The stock market tech sell-off in 2022 has been painful. It's no fun to watch your holdings lose value over and over, often for macroeconomic reasons that seem far removed from the operation of the companies you own.

But there is a big, juicy upside to these price drops. Deep-discount sales let you buy the stuff you wanted or needed anyway, without digging too deeply into your wallet. The same is true for stock market dips. Right now, lots of great companies will do more than just fine in the long run, but their stock prices were thrown out with Wall Street's bathwater anyway.

It's high time to take advantage of these bargain-bin discounts. Below, I'll show you two household-name tech stocks whose shares are far too cheap at the moment. You should look into grabbing them before the next bull market kicks off.

Cheap tech stock No. 1: Alphabet

Here's a fun fact: It's actually impossible to find a Wall Street analyst who follows Alphabet (GOOG -2.40%) (GOOGL -2.29%) and who doesn't love the stock.

I'm not kidding: 17 analyst firms provide ratings of the Google parent's stock. All of them have issued buy ratings with an average target price of $148 per share, 56% upside from current share prices. Even the least-bullish stock researcher in this group keeps a $115 price target on it, pointing to at least 21% upside.

By and large, investors and market makers agree that Alphabet's stock chart should turn upward in the long run. Only 0.3% of the Class C shares (GOOG, without voting rights) are currently borrowed by short-selling pessimists. For Alphabet's Class A stock (GOOGL, with one vote per share), that ratio stands at a modest 0.4%. The negative bets are running well below their long-term averages.
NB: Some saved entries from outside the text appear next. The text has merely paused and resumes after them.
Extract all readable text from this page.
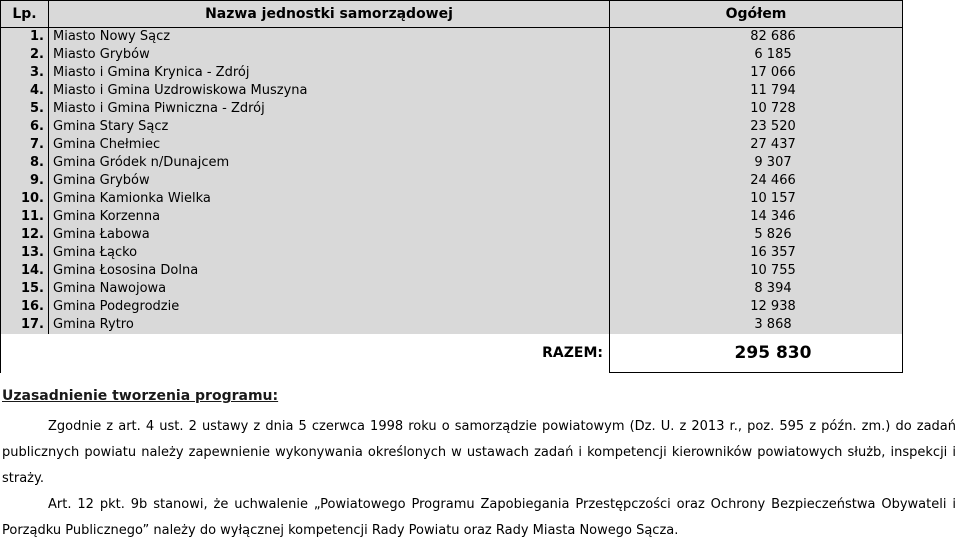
Lp.	Nazwa jednostki samorządowej	Ogółem
1.	Miasto Nowy Sącz	82 686
2.	Miasto Grybów	6 185
3.	Miasto i Gmina Krynica - Zdrój	17 066
4.	Miasto i Gmina Uzdrowiskowa Muszyna	11 794
5.	Miasto i Gmina Piwniczna - Zdrój	10 728
6.	Gmina Stary Sącz	23 520
7.	Gmina Chełmiec	27 437
8.	Gmina Gródek n/Dunajcem	9 307
9.	Gmina Grybów	24 466
10.	Gmina Kamionka Wielka	10 157
11.	Gmina Korzenna	14 346
12.	Gmina Łabowa	5 826
13.	Gmina Łącko	16 357
14.	Gmina Łososina Dolna	10 755
15.	Gmina Nawojowa	8 394
16.	Gmina Podegrodzie	12 938
17.	Gmina Rytro	3 868
	RAZEM:	295 830
Uzasadnienie tworzenia programu:
Zgodnie z art. 4 ust. 2 ustawy z dnia 5 czerwca 1998 roku o samorządzie powiatowym (Dz. U. z 2013 r., poz. 595 z późn. zm.) do zadań publicznych powiatu należy zapewnienie wykonywania określonych w ustawach zadań i kompetencji kierowników powiatowych służb, inspekcji i straży.
Art. 12 pkt. 9b stanowi, że uchwalenie „Powiatowego Programu Zapobiegania Przestępczości oraz Ochrony Bezpieczeństwa Obywateli i Porządku Publicznego” należy do wyłącznej kompetencji Rady Powiatu oraz Rady Miasta Nowego Sącza.
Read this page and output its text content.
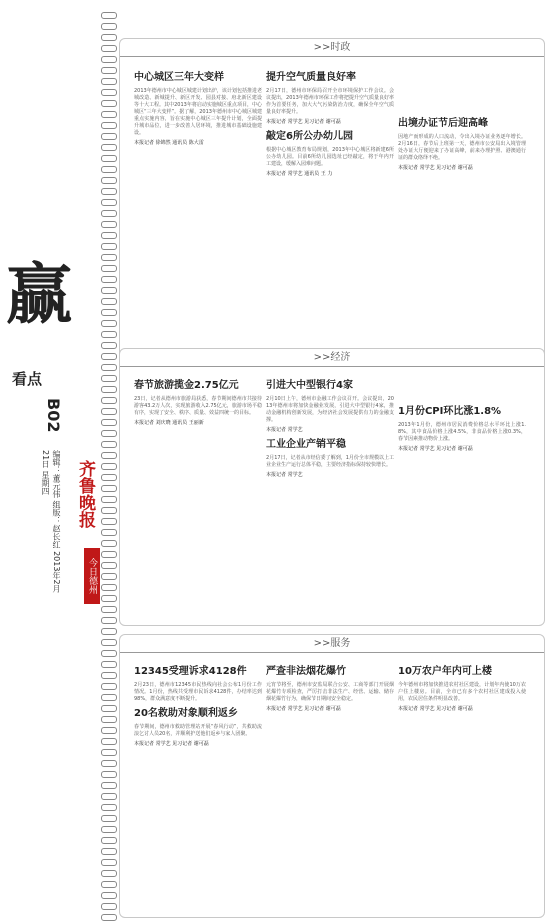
赢
看点
B02
编辑：董元伟 组版：赵长红 2013年2月21日 星期四	齐鲁晚报
今日德州
>>时政
中心城区三年大变样
2013年德州市中心城区城建计划出炉，该计划包括推进老城改造、新城提升、新区开发、园县对接、府北新区建设等十大工程。其中2013年将启动实施城区重点项目，中心城区“三年大变样”。据了解，2013年德州市中心城区城建重点实施内容，旨在实施中心城区三年提升计划，全面提升城市品位，进一步改善人居环境，推进城市基础设施建设。
本报记者 徐锦然 通讯员 陈大雷
提升空气质量良好率
2月17日，德州市环保局召开全市环境保护工作会议。会议提出，2013年德州市环保工作将把提升空气质量良好率作为首要任务，加大大气污染防治力度，确保全年空气质量良好率提升。
本报记者 常学艺 见习记者 谢可磊
敲定6所公办幼儿园
根据中心城区教育布局规划，2013年中心城区将新建6所公办幼儿园。目前6所幼儿园选址已经敲定，将于年内开工建设，缓解入园难问题。
本报记者 常学艺 通讯员 王 力
出境办证节后迎高峰
因地产而形成的人口流动，令出入境办证业务逐年增长。2月16日，春节后上班第一天，德州市公安局出入境管理处办证大厅便迎来了办证高峰，前来办理护照、港澳通行证的群众络绎不绝。
本报记者 常学艺 见习记者 谢可磊
>>经济
春节旅游揽金2.75亿元
23日，记者从德州市旅游局获悉，春节期间德州市共接待游客43.2万人次，实现旅游收入2.75亿元，旅游市场平稳有序，实现了安全、秩序、质量、效益四统一的目标。
本报记者 刘庆晓 通讯员 王丽新
引进大中型银行4家
2月10日上午，德州市金融工作会议召开。会议提出，2013年德州市将加快金融业发展，引进大中型银行4家，推动金融机构创新发展，为经济社会发展提供有力的金融支撑。
本报记者 常学艺
工业企业产销平稳
2月17日，记者从市经信委了解到，1月份全市规模以上工业企业生产运行总体平稳，主要经济指标保持较快增长。
本报记者 常学艺
1月份CPI环比涨1.8%
2013年1月份，德州市居民消费价格总水平环比上涨1.8%，其中食品价格上涨4.5%，非食品价格上涨0.3%，春节因素推动物价上涨。
本报记者 常学艺 见习记者 谢可磊
>>服务
12345受理诉求4128件
2月23日，德州市12345市民热线向社会公布1月份工作情况。1月份，热线共受理市民诉求4128件，办结率达到98%，群众满意度不断提升。
20名救助对象顺利返乡
春节期间，德州市救助管理站开展“春风行动”，共救助流浪乞讨人员20名，并顺利护送他们返乡与家人团聚。
本报记者 常学艺 见习记者 谢可磊
严查非法烟花爆竹
元宵节将至，德州市安监局联合公安、工商等部门开展烟花爆竹专项检查，严厉打击非法生产、经营、运输、储存烟花爆竹行为，确保节日期间安全稳定。
本报记者 常学艺 见习记者 谢可磊
10万农户年内可上楼
今年德州市将加快推进农村社区建设，计划年内使10万农户住上楼房。目前，全市已有多个农村社区建成投入使用，农民居住条件明显改善。
本报记者 常学艺 见习记者 谢可磊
It's hard to find critics and short-sellers for Alphabet's stocks at least partly because shares are already at fire-sale prices. Both stock classes are down by 36.8% over the last year, far below the S&P 500 (^GSPC -1.18%) historically bearish price drop of 16%.

Alphabet's shares are mildly undervalued, trading at roughly 19 times trailing earnings and 20 times free cash flows. These valuation ratios would be comfortable for classic value stocks. Alphabet is normally nowhere near these modest ratios, because its online search and advertising business generates prodigious top-line growth over long periods. Stocks with Alphabet's growth profile tend to carry much higher valuation ratios.

For example, the average growth rate for the last five years stands at 23%. Compare and contrast that performance trend with more-conventional growth stocks such as Walmart or Johnson & Johnson, and you'll find that these calcified veterans struggle to break into double-digit growth percentages.

And that's in the midst of a severe downturn in the digital advertising market. Ad-spot buyers are tightening their sales and marketing belts in a time of economic crisis, which limits the ad market's overall growth and financial health. Yet Alphabet relentlessly posts positive revenue growth even in tough times like these.

If the company can keep a stiff top-line lip during this market crunch, imagine what it will do when the crisis lifts and clients start pouring orders into the online advertising sector.

Alphabet is one of those stocks you can buy once, stick under your pillow, and sleep tight while the company and stock deliver market-beating gains for years and decades to come. The growth story gets even sweeter if you buy in while share prices are low, as they are right now.

Buying stock in great companies at reasonable prices is ripping a page right out of master investor Warren Buffett's playbook. I suggest you try it.

Cheap tech stock No. 2: Amazon

Shares of Amazon (AMZN -2.94%) have fallen 48% in the last 52 weeks. The e-commerce and cloud computing company faced difficult year-over-year comparisons in recent quarters, as the fresh financial figures matched up against the online shopping and cloud computing hypergrowth seen in the darkest days of the COVID-19 crisis. Sales increased by just 3% in the first quarter of 2022. That was very nearly the lowest reading in Amazon's history, exceeded only by a dead-flat year-over-year revenue comparison in the third quarter of 2001.

That multiyear record goes back a long way. You know what else Amazon hasn't seen in many years? A price-to-sales ratio of less than 2. But here we are, with the option of buying Amazon shares at just 1.9 times trailing revenue. This time, we're reaching all the way back to January 2015.

AMZN Chart

AMZN data by YCharts.

In other words, Amazon's stock is historically cheap when you measure it against the company's rampant sales growth. The recent slowdown was caused by the aforementioned back end of the coronavirus crisis, plus a slew of macroeconomic challenges such as steep inflation and unhelpful currency exchange trends.

When these marketwide issues fade away, Amazon will still be standing, champing at the bit to return to its usual high-octane growth rates. At the same time, it will benefit from lower shipping costs as transportation systems around the nation and the world straighten out their kinks, too. If the top-line gains of the recovery are impressive, the bottom-line profit gains should be downright mind-boggling.

Eventually, stock prices should follow suit. When they do, you'll be glad you picked up some shares on the cheap.